The Steps of the TCA Cycle:

• Oxidation of acetyl-CoA produces CO₂ and transfers electrons to NAD+, forming NADH.
• Regeneration of the four-carbon molecule oxaloacetate, allowing the cycle to repeat.
• Production of GTP or ATP through substrate-level phosphorylation.
• Reduction of FAD to FADH₂.

These reactions release waste carbon dioxide and capture high-energy electrons in a form usable by the cell to produce ATP.

Citric Acid Cycle

The Citric Acid cycle is another label for the Krebs' cycle or TCA cycle and is named after the first product generated in the cycle, citrate (or citric acid). It begins when the two-carbon acetyl group from acetyl-CoA combines with a four-carbon oxaloacetate molecule to form citrate. This six-carbon molecule undergoes a series of transformations, releasing two molecules of carbon dioxide and regenerating oxaloacetate.
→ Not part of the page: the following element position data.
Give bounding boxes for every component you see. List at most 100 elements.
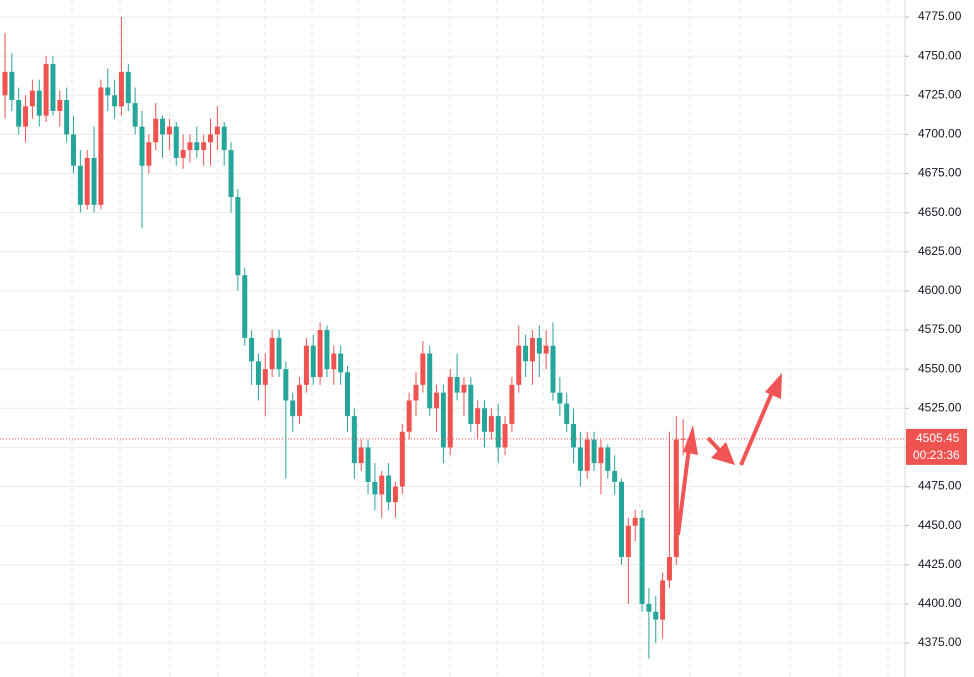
y-tick-label: 4375.00 (918, 635, 962, 649)
candle-body (625, 525, 631, 557)
candle-body (208, 134, 213, 143)
y-tick-label: 4425.00 (918, 557, 962, 571)
candle-body (523, 345, 529, 362)
candle-body (255, 361, 261, 385)
candle-body (160, 118, 166, 135)
candle-body (605, 447, 611, 471)
candle-body (345, 372, 350, 417)
candle-body (276, 337, 282, 370)
candle-body (386, 475, 392, 503)
y-tick-label: 4450.00 (918, 518, 962, 532)
candle-body (221, 126, 227, 151)
candle-body (125, 71, 131, 104)
candle-body (564, 403, 570, 424)
candle-body (379, 475, 385, 495)
y-tick-label: 4650.00 (918, 205, 962, 219)
candle-body (468, 384, 474, 424)
countdown-label: 00:23:36 (913, 448, 960, 462)
y-tick-label: 4550.00 (918, 361, 962, 375)
candle-body (392, 486, 398, 503)
candle-body (36, 90, 42, 116)
candle-body (228, 150, 234, 198)
candle-body (214, 126, 220, 135)
candle-body (516, 345, 522, 385)
candle-body (297, 384, 303, 417)
candle-body (338, 353, 344, 373)
candle-body (132, 103, 138, 127)
candle-body (194, 142, 200, 151)
candle-body (29, 90, 35, 107)
candle-body (91, 157, 97, 205)
candle-body (146, 142, 152, 166)
candle-body (118, 71, 124, 107)
candle-body (447, 376, 453, 448)
candle-body (242, 275, 248, 338)
annotation-arrows (676, 373, 782, 536)
candle-body (43, 64, 49, 116)
candle-body (105, 87, 111, 96)
candle-body (283, 369, 289, 401)
candle-body (331, 353, 337, 370)
candle-body (454, 376, 460, 393)
candle-body (269, 337, 275, 370)
y-tick-label: 4600.00 (918, 283, 962, 297)
candle-body (543, 345, 549, 354)
last-price-box (906, 428, 967, 465)
candle-body (317, 330, 323, 377)
candle-body (71, 134, 76, 166)
candle-body (50, 64, 56, 111)
candle-body (529, 337, 535, 362)
candle-body (680, 438, 686, 440)
candle-body (502, 423, 508, 448)
candle-body (461, 384, 467, 393)
y-tick-label: 4575.00 (918, 322, 962, 336)
candle-body (290, 400, 296, 417)
candle-body (310, 345, 316, 377)
candle-body (632, 517, 638, 526)
y-tick-label: 4525.00 (918, 400, 962, 414)
candle-body (351, 416, 357, 464)
last-price-label: 4505.45 (916, 431, 960, 445)
candle-body (440, 392, 446, 448)
candle-body (57, 100, 63, 111)
candle-body (509, 384, 515, 424)
candle-body (365, 447, 371, 482)
y-tick-label: 4775.00 (918, 9, 962, 23)
candle-body (23, 106, 29, 127)
candle-body (303, 345, 309, 385)
candle-body (475, 408, 481, 424)
candle-body (139, 126, 145, 166)
candle-body (201, 142, 207, 151)
candle-body (619, 481, 624, 557)
vertical-grid (71, 0, 889, 677)
candle-body (673, 439, 679, 557)
candle-body (399, 431, 405, 487)
y-tick-label: 4675.00 (918, 166, 962, 180)
candle-body (488, 416, 494, 432)
candle-body (9, 71, 15, 101)
candle-body (16, 100, 22, 127)
candle-body (420, 353, 426, 385)
candle-body (550, 345, 556, 393)
candle-body (639, 517, 645, 604)
candle-body (166, 126, 172, 135)
candle-body (612, 470, 618, 482)
candle-body (235, 197, 241, 276)
candle-body (358, 447, 364, 464)
candle-body (536, 337, 542, 354)
y-tick-label: 4625.00 (918, 244, 962, 258)
candle-body (98, 87, 104, 205)
candle-body (653, 611, 659, 620)
candle-body (482, 408, 487, 432)
candle-body (666, 556, 672, 581)
y-tick-label: 4700.00 (918, 127, 962, 141)
candle-body (153, 118, 159, 143)
candle-body (591, 439, 597, 464)
candle-body (262, 369, 268, 385)
candle-body (598, 447, 604, 464)
candle-body (577, 447, 583, 471)
candle-body (180, 150, 186, 158)
candle-body (495, 416, 501, 448)
candle-body (372, 481, 378, 495)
Every turn of the cycle also produces three NADH molecules and one FADH₂ molecule, which are crucial in transferring electrons to the electron transport chain, where the bulk of ATP will be synthesized. This multistep process is carefully controlled by various enzymes to efficiently manage energy production.

Mitochondria Energy Production

Mitochondria are commonly referred to as the powerhouse of the cell, highlighting their key role in energy production. They house the enzymes necessary for the processes like the Krebs' cycle and the electron transport chain, both integral to cellular respiration.

The energy production in mitochondria occurs in the inner membrane, which is highly folded into structures called cristae, increasing the surface area for energy-generating reactions. Here, NADH and FADH₂, created from earlier stages like the Krebs cycle, donate electrons to the electron transport chain. This transfer leads to a process known as oxidative phosphorylation, where the energy released from electrons is used to pump protons across the membrane, creating an electrochemical gradient. ATP synthase, a unique enzyme, utilizes this gradient to synthesize ATP from ADP and inorganic phosphate. The entire orchestrated process is vital for the life of the cell and the organism as a whole.